Читаем Harry Potter and the Methods of Rationality полностью

Fred and George both laughed, as if Harry had said something funny, and bowed to him and headed back toward Gryffindor.

Harry turned back to the breakfast table and grabbed a cupcake. His stomach already felt full, but he had a feeling this morning might use a lot of calories.

As he ate his cupcake, Harry thought of the worst teacher he'd met so far, Professor Binns of History. Professor Binns was a ghost. From what Hermione had said about ghosts, it didn't seem likely that they were fully self-aware. There were no famous discoveries made by ghosts, or much of any original work, no matter who they'd been in life. Ghosts tended to have trouble remembering the current century. Hermione had said they were like accidental portraits, impressed into the surrounding matter by a burst of psychic energy accompanying a wizard's sudden death.

Harry had run into some stupid teachers during his abortive forays into standard Muggle education - his father had been a lot pickier when it came to selecting grad students as tutors, of course - but History class was the first time he'd encountered a teacher who literally wasn't sentient.

And it showed, too. Harry had given up after five minutes and started reading a textbook. When it became clear that "Professor Binns" wasn't going to object, Harry had also reached into his pouch and gotten earplugs.

Did ghosts not require a salary? Was that it? Or was it literally impossible to fire anyone in Hogwarts even if they died?

Now it seemed that Professor Snape was going about being absolutely awful to everyone who wasn't a Slytherin and it hadn't even occurred to anyone to terminate his contract.

And the Headmaster had set fire to a chicken.

"Excuse me," came a worried voice from behind him.

"I swear," Harry said without turning around, "this place is almost eight and a half percent as bad as what Dad says about Oxford."

Harry stamped down the stone corridors, looking affronted, annoyed, and infuriated all at once.

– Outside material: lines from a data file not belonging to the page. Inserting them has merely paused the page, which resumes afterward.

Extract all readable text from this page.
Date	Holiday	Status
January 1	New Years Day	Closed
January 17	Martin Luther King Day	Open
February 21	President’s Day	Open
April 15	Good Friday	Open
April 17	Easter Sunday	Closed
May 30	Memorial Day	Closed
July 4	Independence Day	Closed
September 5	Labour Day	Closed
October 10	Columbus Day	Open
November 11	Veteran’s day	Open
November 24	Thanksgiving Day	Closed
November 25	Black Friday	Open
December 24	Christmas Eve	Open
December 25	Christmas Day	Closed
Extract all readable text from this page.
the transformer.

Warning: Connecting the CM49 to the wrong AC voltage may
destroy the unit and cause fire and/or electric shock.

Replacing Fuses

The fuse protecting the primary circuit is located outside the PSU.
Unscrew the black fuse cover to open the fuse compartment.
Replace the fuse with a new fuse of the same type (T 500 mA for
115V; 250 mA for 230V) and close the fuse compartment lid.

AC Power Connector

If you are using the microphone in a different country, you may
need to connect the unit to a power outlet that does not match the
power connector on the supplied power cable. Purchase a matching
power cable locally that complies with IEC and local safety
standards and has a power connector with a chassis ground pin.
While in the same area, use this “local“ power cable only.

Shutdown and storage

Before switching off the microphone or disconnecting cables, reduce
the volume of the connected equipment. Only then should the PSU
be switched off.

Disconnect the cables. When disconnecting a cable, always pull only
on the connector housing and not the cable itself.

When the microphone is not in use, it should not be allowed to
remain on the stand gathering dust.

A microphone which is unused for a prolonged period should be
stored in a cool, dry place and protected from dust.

"Dungeons!" Harry hissed. "Dungeons! These are not dungeons! This is a basement! A basement!"

Some of the Ravenclaw girls gave him odd looks. The boys were all used to him by now.

It seemed that the level in which the Potions classroom was located was called the "dungeons" for no better reason than that it was below ground and slightly colder than the main castle.

In Hogwarts! In Hogwarts! Harry had been waiting his whole life and now he was still waiting and if there was anywhere on the face of the Earth that had decent dungeons it ought to be Hogwarts! Was Harry going to have to build his own castle if he wanted to see one little bottomless abyss?

A short time later they got to the actual Potions classroom and Harry cheered up considerably.

The Potions classroom had strange preserved creatures floating in huge jars on shelves that covered every centimeter of wall space between the closets. Harry had gotten far enough along in his reading now that he could actually identify some of the creatures, like the Zabriskan Fontema. Albeit the fifty-centimeter spider looked like an Acromantula but it was too small to be one. He'd tried asking Hermione, but she hadn't seemed very interested in looking anywhere near where he was pointing.

Harry was looking at a large dust ball with eyes and feet when the assassin swept into the room.

That was the first thought that crossed Harry's mind when he saw Professor Severus Snape. There was something quiet and deadly about the way the man stalked between the children's desks. His robes were unkempt, his hair spotted and greasy. There was something about him that seemed reminiscent of Lucius, although the two of them looked nothing remotely alike, and you got the impression that where Lucius would kill you with flawless elegance, this man would simply kill you.

"Sit down," said Professor Severus Snape. "Now."

Harry and a few other children who had been standing around talking to each other scrambled for desks. Harry had planned on ending up next to Hermione but somehow he found himself sitting down in the nearest empty desk next to Justin Finch-Fletchley (it was a Doubles session, Ravenclaw and Hufflepuff) which put him two desks to the left of Hermione.

Severus seated himself behind the teacher's desk, and without the slightest transition or introduction, said, "Hannah Abbott."

"Here," said Hannah in a somewhat trembling voice.

"Susan Bones."

"Present."

And so it went, no one daring to say a word in edgewise, until:

"Ah, yes. Harry Potter. Our new... celebrity."

"The celebrity is present, sir."

Half the class flinched, and some of the smarter ones suddenly looked like they wanted to run out the door while the classroom was still there.

Severus smiled in an anticipatory sort of way and called the next name on his list.